Beyond predicting appearance, Parabon is also applying its machine-learning approach to the problem of detecting distant kinship between pairs of subjects. Thus far, they are able to distinguish out to sixth-degree relatives (second cousins once removed) from unrelated pairs. “When unidentified remains are discovered, even if a possible identity is known, sometimes there aren’t appropriate living relatives available for traditional testing,” Greytak explains. “Our algorithms extend the distance over which relatedness can be detected from DNA, while maintaining an extremely low false-positive rate.” This technology is being developed in collaboration with the U.S. Armed Forces DNA Identification Laboratory, which is charged with identifying the remains of soldiers from past conflicts.
Faster, Better Forensics Tech
While some of these technologies may indeed lead to advances in other areas, researchers say the forensics field has many needs of its own. “One thing about forensics that I think is misunderstood sometimes is that the technologies we are using today are not the most novel or cutting-edge technologies. Instead, they are what works well enough and what we know like the back of our hands,” Marciano remarks. Field investigators do not necessarily gravitate toward the latest technologies, and “it can take a lot of effort to get laboratories to adopt new methods, even though they’re very sound and may even be much better.”

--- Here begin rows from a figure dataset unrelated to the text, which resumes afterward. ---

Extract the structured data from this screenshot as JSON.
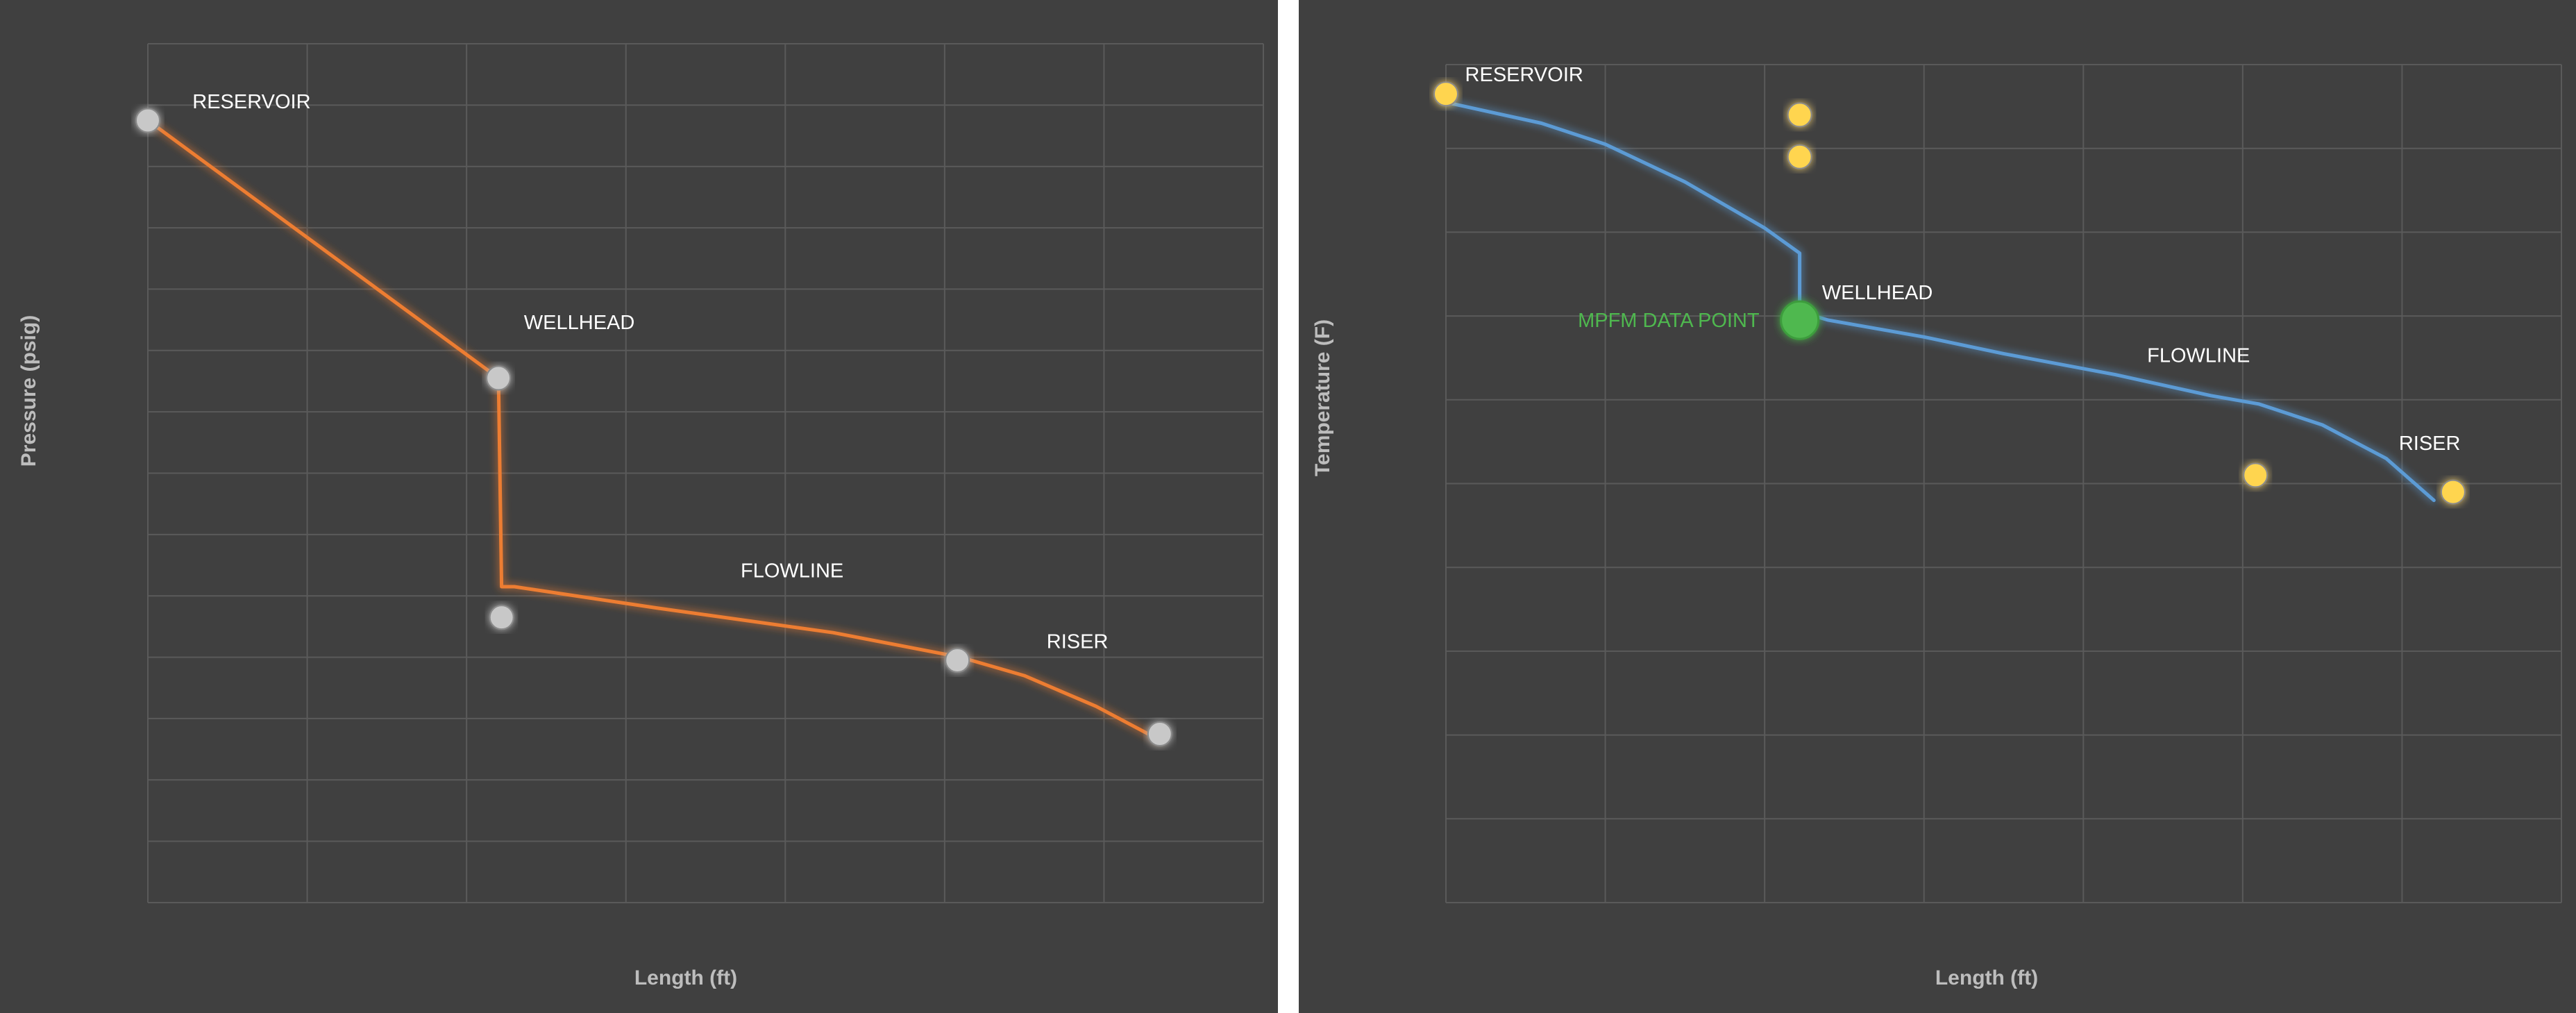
{
  "colors": {
    "panel_background": "#404040",
    "gridline": "#5a5a5a",
    "pressure_line": "#ed7d31",
    "pressure_marker": "#c8c8c8",
    "temperature_line": "#5b9bd5",
    "temperature_marker": "#ffd54f",
    "mpfm_marker": "#4fb84f",
    "label_text": "#ffffff",
    "axis_title_text": "#bdbdbd"
  },
  "chart_data": [
    {
      "type": "line",
      "title": "",
      "xlabel": "Length (ft)",
      "ylabel": "Pressure (psig)",
      "xlim": [
        0,
        7
      ],
      "ylim": [
        0,
        14
      ],
      "x_gridlines": 7,
      "y_gridlines": 14,
      "grid": true,
      "tick_labels_shown": false,
      "legend": "none",
      "series": [
        {
          "style": "line",
          "color": "#ed7d31",
          "x": [
            0,
            2.2,
            2.22,
            2.3,
            3.2,
            4.3,
            5.1,
            5.5,
            5.95,
            6.35
          ],
          "y": [
            12.75,
            8.55,
            5.15,
            5.15,
            4.8,
            4.4,
            4.0,
            3.7,
            3.2,
            2.65
          ]
        },
        {
          "style": "markers",
          "color": "#c8c8c8",
          "x": [
            0,
            2.2,
            2.22,
            5.08,
            6.35
          ],
          "y": [
            12.75,
            8.55,
            4.65,
            3.95,
            2.75
          ]
        }
      ],
      "annotations": [
        {
          "text": "RESERVOIR",
          "x": 0.28,
          "y": 12.95
        },
        {
          "text": "WELLHEAD",
          "x": 2.36,
          "y": 9.35
        },
        {
          "text": "FLOWLINE",
          "x": 3.72,
          "y": 5.3
        },
        {
          "text": "RISER",
          "x": 5.64,
          "y": 4.15
        }
      ]
    },
    {
      "type": "line",
      "title": "",
      "xlabel": "Length (ft)",
      "ylabel": "Temperature (F)",
      "xlim": [
        0,
        7
      ],
      "ylim": [
        0,
        10
      ],
      "x_gridlines": 7,
      "y_gridlines": 10,
      "grid": true,
      "tick_labels_shown": false,
      "legend": "none",
      "series": [
        {
          "style": "line",
          "color": "#5b9bd5",
          "x": [
            0,
            0.6,
            1.0,
            1.5,
            2.0,
            2.22,
            2.22,
            2.4,
            3.0,
            3.5,
            4.2,
            4.8,
            5.1,
            5.5,
            5.9,
            6.2
          ],
          "y": [
            9.55,
            9.3,
            9.05,
            8.6,
            8.05,
            7.75,
            7.05,
            6.95,
            6.75,
            6.55,
            6.3,
            6.05,
            5.95,
            5.7,
            5.3,
            4.8
          ]
        },
        {
          "style": "markers",
          "color": "#ffd54f",
          "x": [
            0,
            2.22,
            2.22,
            5.08,
            6.32
          ],
          "y": [
            9.65,
            9.4,
            8.9,
            5.1,
            4.9
          ]
        },
        {
          "style": "markers",
          "name": "MPFM DATA POINT",
          "color": "#4fb84f",
          "x": [
            2.22
          ],
          "y": [
            6.95
          ]
        }
      ],
      "annotations": [
        {
          "text": "RESERVOIR",
          "x": 0.12,
          "y": 9.8
        },
        {
          "text": "WELLHEAD",
          "x": 2.36,
          "y": 7.2
        },
        {
          "text": "FLOWLINE",
          "x": 4.4,
          "y": 6.45
        },
        {
          "text": "RISER",
          "x": 5.98,
          "y": 5.4
        }
      ]
    }
  ]
}
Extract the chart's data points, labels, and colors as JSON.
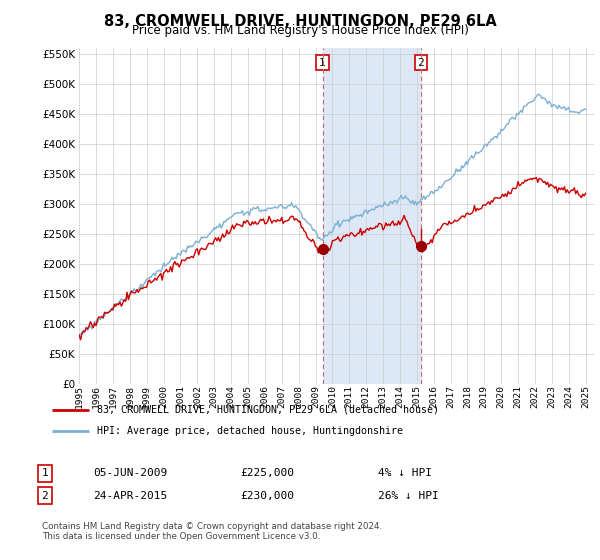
{
  "title": "83, CROMWELL DRIVE, HUNTINGDON, PE29 6LA",
  "subtitle": "Price paid vs. HM Land Registry's House Price Index (HPI)",
  "legend_line1": "83, CROMWELL DRIVE, HUNTINGDON, PE29 6LA (detached house)",
  "legend_line2": "HPI: Average price, detached house, Huntingdonshire",
  "transaction1_date": "05-JUN-2009",
  "transaction1_price": 225000,
  "transaction1_pct": "4% ↓ HPI",
  "transaction2_date": "24-APR-2015",
  "transaction2_price": 230000,
  "transaction2_pct": "26% ↓ HPI",
  "footer": "Contains HM Land Registry data © Crown copyright and database right 2024.\nThis data is licensed under the Open Government Licence v3.0.",
  "ylim": [
    0,
    560000
  ],
  "hpi_color": "#7bafd4",
  "price_color": "#cc0000",
  "marker_color": "#990000",
  "shading_color": "#dce8f5",
  "vline_color": "#cc6666",
  "grid_color": "#cccccc",
  "bg_color": "#ffffff"
}
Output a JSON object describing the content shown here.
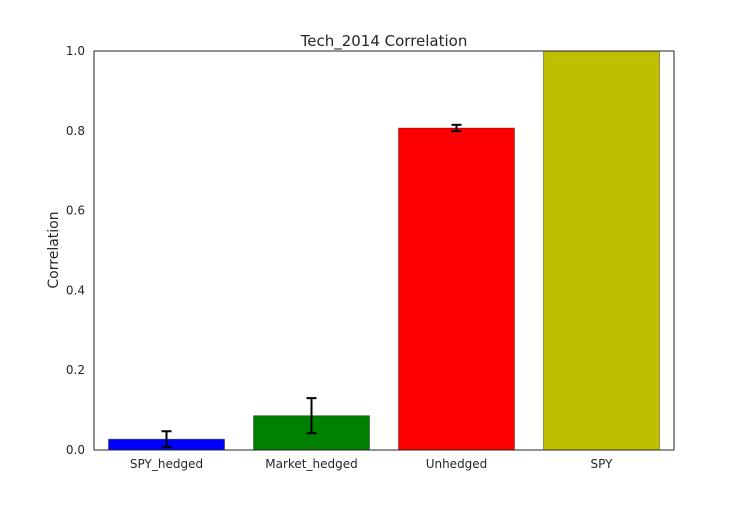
{
  "chart_data": {
    "type": "bar",
    "title": "Tech_2014 Correlation",
    "xlabel": "",
    "ylabel": "Correlation",
    "ylim": [
      0,
      1.0
    ],
    "yticks": [
      "0.0",
      "0.2",
      "0.4",
      "0.6",
      "0.8",
      "1.0"
    ],
    "categories": [
      "SPY_hedged",
      "Market_hedged",
      "Unhedged",
      "SPY"
    ],
    "values": [
      0.027,
      0.086,
      0.807,
      1.0
    ],
    "errors": [
      0.02,
      0.044,
      0.008,
      null
    ],
    "colors": [
      "#0000ff",
      "#008000",
      "#ff0000",
      "#bfbf00"
    ],
    "grid": false
  }
}
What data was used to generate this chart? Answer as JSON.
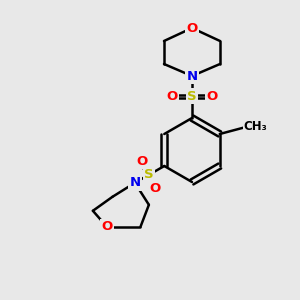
{
  "bg_color": "#e8e8e8",
  "bond_color": "#000000",
  "bond_width": 1.8,
  "atom_colors": {
    "O": "#ff0000",
    "N": "#0000ee",
    "S": "#bbbb00",
    "C": "#000000"
  },
  "font_size": 9.5,
  "font_size_small": 8.5
}
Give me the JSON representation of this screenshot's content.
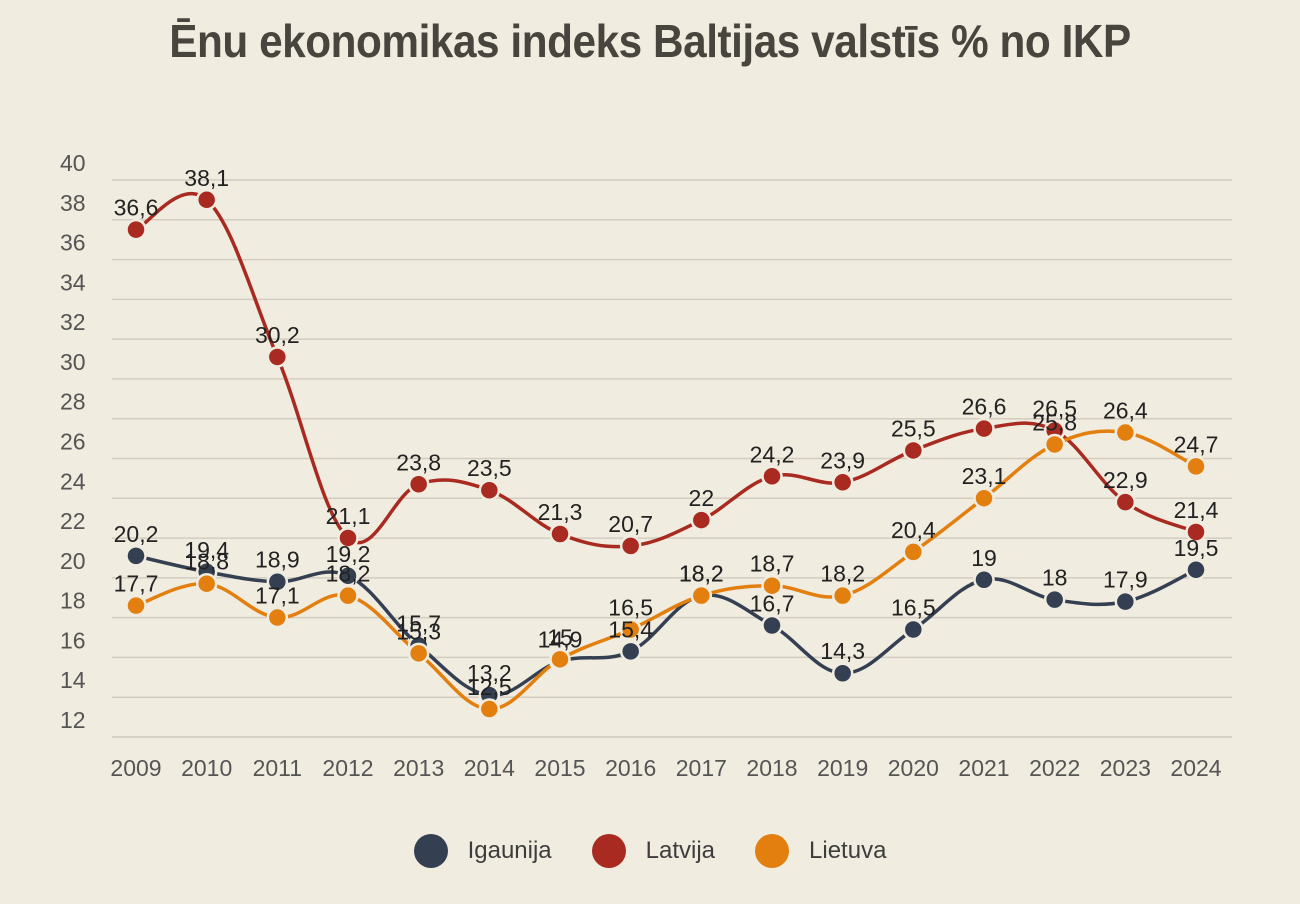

Palmbach completely agrees. “You’d be amazed how difficult it is to convince people to make the investment in technology and try something new. We can draw out the benefits for them, it can be so logical, but I think it’s going to take a lot of real success stories before people in the forensics community will understand and accept the real inherent value in these new technologies.” Once law enforcement is on board, however, change will come quickly, he contends. “All these things will be of tremendous value for traditional police work, and they will lead to increased solve rates; reduced costs because the police and judicial system are going to get scientifically verified information much more quickly; and reduced wrongful convictions.”
He adds, “The system will be better, faster, and more efficient.”
References
- Forensics Technology, M.S. University of New Haven. [Online].
- M. A. Marciano and J. D. Adelman, “PACE: Probabilistic Assessment for Contributor Estimation—A machine learning-based assessment of the number of contributors in DNA mixtures,” Forensic Sci. Int.-Gen., vol. 27, pp. 82–91, Mar. 2017.
- G. J. Parker, T. Leppert, D. S. Anex, J. K. Hilmer, N. Matsunami, L. Baird, J. Stevens, K. Parsawar, B. P. Durbin-Johnson, D. M. Rocke, C. Nelson, D. J. Fairbanks, A. S. Wilson, R. H. Rice, S. R. Woodward, B. Bothner, B. R. Hart, and M. Leppert. Demonstration of protein-based human identification using the hair shaft proteome. PLoS One. [Online]. 11(9).
- Parabon Nanolabs. Snapshot: DNA phenotyping, ancestry & kinship analysis. [Online].